Atasi Persoalan Sampah Laut, Wagub Cok Ace: 'Hidupkan Kearifan Lokal'
- 10 Desember 2022
- Info & Peristiwa
- Denpasar
Denpasar, PorosBali.com- Persoalan lingkungan tidak akan pernah selesai selama masih ada kehidupan. Hal ini disampaikan oleh Wakil Gubernur Bali, Tjokorda Oka Artha Ardhana Sukawati yang sering dipanggil Cok Ace dalam sambutannya pada talkshow atau diskusi publik bertema "Pengelolaan Sampah Laut Mewujudkan Pariwisata Berkelanjutan" yang diselenggarakan oleh Nirwana Jawa Pos TV bersama Jaringan Jurnalis Peduli Sampah (J2PS) di Maya Resort & Spa, Sanur, Sabtu (10/12/2022).
"Saya tidak bisa bayangkan, apakah kita cukup hanya membersihkan sampahnya. Harus ada cara lain," ujar Cok Ace seraya memberi apresiasi pelaksanaan diskusi publik ini karena merupakan salah satu upaya menyuarakan permasalahan sampah untuk mencari solusinya.
"Bagaimana menghidupkan kearifan lokal untuk membersihkan sampah laut tak hanya secara sakala (nyata) tapi juga membutuhkan penyelesaian secara niskala (maya)," imbuhnya.
Cok Ace mengatakan, di Bali, persoalan penanganan sampah sejak dulu diupayakan dengan kedua cara itu.
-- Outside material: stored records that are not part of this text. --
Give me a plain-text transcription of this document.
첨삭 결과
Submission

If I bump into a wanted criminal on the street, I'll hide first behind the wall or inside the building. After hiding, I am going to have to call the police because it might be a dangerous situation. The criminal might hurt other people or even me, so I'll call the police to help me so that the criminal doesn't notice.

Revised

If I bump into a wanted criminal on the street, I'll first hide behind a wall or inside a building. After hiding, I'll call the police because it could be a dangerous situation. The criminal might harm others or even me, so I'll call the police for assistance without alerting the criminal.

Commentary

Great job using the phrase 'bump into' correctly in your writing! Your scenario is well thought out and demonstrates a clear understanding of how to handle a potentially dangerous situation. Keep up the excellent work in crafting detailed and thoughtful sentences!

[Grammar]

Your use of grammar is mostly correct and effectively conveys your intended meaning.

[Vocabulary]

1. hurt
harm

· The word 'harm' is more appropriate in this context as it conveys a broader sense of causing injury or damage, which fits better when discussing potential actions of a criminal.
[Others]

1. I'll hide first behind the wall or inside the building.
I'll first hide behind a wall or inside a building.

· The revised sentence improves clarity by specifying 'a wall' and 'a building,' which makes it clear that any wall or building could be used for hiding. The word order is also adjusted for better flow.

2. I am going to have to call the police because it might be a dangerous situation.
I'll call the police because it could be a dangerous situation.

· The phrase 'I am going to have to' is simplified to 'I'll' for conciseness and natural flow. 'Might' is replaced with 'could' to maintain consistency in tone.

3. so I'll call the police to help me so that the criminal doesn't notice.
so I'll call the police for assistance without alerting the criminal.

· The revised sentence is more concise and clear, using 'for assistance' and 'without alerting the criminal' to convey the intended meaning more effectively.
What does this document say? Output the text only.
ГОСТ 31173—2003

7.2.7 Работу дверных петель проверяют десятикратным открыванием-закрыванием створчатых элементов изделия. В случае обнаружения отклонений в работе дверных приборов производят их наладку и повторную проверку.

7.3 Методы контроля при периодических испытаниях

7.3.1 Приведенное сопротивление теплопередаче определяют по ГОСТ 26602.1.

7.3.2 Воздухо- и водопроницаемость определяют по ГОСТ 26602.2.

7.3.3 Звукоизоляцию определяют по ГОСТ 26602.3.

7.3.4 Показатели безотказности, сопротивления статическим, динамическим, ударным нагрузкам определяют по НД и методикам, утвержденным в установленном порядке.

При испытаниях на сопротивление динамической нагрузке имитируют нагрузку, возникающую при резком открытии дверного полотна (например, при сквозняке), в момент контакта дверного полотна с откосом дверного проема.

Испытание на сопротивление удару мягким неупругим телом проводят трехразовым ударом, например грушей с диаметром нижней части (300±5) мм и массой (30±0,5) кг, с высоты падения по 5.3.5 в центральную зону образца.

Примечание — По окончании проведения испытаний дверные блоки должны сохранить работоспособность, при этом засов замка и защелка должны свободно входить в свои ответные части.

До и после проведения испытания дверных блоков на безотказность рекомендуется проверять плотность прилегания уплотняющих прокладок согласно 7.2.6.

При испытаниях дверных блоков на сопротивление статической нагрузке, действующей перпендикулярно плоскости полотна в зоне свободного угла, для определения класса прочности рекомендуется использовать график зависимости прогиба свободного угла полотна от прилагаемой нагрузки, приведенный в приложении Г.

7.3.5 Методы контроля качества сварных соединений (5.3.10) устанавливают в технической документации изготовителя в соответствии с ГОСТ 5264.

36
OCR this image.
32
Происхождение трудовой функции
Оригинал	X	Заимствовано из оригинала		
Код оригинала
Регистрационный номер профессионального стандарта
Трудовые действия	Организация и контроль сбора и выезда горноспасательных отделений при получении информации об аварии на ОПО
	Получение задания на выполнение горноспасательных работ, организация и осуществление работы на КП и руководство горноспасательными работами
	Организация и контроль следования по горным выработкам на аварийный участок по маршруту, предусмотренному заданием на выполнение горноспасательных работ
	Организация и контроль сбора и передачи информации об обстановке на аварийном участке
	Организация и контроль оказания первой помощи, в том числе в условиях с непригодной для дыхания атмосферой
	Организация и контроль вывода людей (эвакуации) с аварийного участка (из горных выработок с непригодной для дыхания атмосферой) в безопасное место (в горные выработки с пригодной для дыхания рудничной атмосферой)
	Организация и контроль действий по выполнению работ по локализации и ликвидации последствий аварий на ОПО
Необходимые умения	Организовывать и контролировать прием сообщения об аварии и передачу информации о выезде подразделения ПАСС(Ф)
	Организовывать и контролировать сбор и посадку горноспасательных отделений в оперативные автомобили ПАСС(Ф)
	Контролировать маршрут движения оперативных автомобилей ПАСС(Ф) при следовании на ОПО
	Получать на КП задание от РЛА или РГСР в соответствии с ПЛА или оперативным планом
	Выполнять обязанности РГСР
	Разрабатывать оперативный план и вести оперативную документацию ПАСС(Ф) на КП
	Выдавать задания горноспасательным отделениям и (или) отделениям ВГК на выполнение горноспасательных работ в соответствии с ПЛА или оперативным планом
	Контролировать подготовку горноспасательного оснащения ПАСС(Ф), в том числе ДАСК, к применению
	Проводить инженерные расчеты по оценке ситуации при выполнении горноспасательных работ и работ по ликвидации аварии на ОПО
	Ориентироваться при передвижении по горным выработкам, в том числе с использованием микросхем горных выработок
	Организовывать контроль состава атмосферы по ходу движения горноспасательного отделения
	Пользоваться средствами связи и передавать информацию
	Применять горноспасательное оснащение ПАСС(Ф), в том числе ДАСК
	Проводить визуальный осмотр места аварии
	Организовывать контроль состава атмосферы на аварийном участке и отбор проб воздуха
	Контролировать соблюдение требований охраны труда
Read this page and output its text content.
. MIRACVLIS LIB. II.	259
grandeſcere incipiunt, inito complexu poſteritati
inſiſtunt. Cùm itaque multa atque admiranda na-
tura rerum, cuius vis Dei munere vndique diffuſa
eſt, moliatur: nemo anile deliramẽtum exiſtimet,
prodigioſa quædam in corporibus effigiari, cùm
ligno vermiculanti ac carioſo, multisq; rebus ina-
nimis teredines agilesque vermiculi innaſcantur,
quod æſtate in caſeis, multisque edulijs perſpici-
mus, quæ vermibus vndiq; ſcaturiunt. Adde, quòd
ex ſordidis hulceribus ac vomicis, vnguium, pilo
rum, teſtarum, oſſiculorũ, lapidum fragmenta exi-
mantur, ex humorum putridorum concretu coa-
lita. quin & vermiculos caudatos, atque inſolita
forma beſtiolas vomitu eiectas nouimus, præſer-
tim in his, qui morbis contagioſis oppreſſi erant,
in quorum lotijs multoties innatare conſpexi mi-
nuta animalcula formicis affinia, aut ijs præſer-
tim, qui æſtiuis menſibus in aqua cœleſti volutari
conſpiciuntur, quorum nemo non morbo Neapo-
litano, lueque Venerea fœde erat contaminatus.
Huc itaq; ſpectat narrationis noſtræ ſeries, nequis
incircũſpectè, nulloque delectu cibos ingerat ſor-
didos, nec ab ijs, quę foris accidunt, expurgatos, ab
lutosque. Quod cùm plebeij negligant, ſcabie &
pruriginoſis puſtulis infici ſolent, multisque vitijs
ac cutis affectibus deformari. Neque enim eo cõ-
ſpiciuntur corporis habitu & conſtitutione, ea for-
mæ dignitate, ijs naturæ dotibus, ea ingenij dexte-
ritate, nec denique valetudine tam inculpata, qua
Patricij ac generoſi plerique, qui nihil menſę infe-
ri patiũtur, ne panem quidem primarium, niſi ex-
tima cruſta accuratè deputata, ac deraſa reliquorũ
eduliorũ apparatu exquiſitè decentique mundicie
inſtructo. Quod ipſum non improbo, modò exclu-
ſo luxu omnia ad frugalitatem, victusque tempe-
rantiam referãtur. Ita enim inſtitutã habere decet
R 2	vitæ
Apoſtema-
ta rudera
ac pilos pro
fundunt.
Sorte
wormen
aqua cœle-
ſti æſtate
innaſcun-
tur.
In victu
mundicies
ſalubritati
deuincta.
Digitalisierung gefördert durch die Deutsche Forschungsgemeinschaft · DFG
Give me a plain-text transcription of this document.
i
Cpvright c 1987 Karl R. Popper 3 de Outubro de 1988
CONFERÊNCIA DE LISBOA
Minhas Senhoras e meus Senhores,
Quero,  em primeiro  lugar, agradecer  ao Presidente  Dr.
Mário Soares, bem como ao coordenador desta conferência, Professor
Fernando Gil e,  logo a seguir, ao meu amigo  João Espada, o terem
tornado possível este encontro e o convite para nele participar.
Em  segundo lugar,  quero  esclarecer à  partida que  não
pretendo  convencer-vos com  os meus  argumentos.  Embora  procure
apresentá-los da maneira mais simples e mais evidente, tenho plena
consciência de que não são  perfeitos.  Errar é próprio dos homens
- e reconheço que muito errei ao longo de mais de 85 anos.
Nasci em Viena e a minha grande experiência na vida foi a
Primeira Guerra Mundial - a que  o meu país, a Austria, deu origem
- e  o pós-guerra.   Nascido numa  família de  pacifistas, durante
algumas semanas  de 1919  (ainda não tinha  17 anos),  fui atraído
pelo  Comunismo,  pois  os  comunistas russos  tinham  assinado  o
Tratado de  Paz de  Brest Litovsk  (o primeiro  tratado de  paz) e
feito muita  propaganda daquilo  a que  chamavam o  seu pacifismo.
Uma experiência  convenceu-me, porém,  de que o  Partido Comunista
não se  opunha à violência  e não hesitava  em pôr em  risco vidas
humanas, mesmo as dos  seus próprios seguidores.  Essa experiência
Namun ketika pariwisata Bali berkembang, sangat disayangkan sampah yang dihasilkan oleh industri mendominasi persoalan lingkungan di Bali.
“Sebelum industri pariwisata berkembang seperti sekarang, masyarakat Bali mengikuti pola masyarakat agraris, petani, pedagang dan nelayan,” kata Cok Ace.
Baca juga: Wakil Menteri Luar Negeri Republik Ceko, Wagub Cok. Ace Harap Perkuat Hubungan Bali-Ceko ke Depan
Menurut Cok Ace, kehidupan agraris membuat masyarakat Bali menjaga harmonisasi alam dengan konsep Tri Hita Karana. Demikian pula hubungan antara nelayan sebagai pawongan (warga masyarakat), laut sebagai parahyangan (Dewa Baruna) dan kehidupan pesisir sebagai palemahan (pemukiman penduduk).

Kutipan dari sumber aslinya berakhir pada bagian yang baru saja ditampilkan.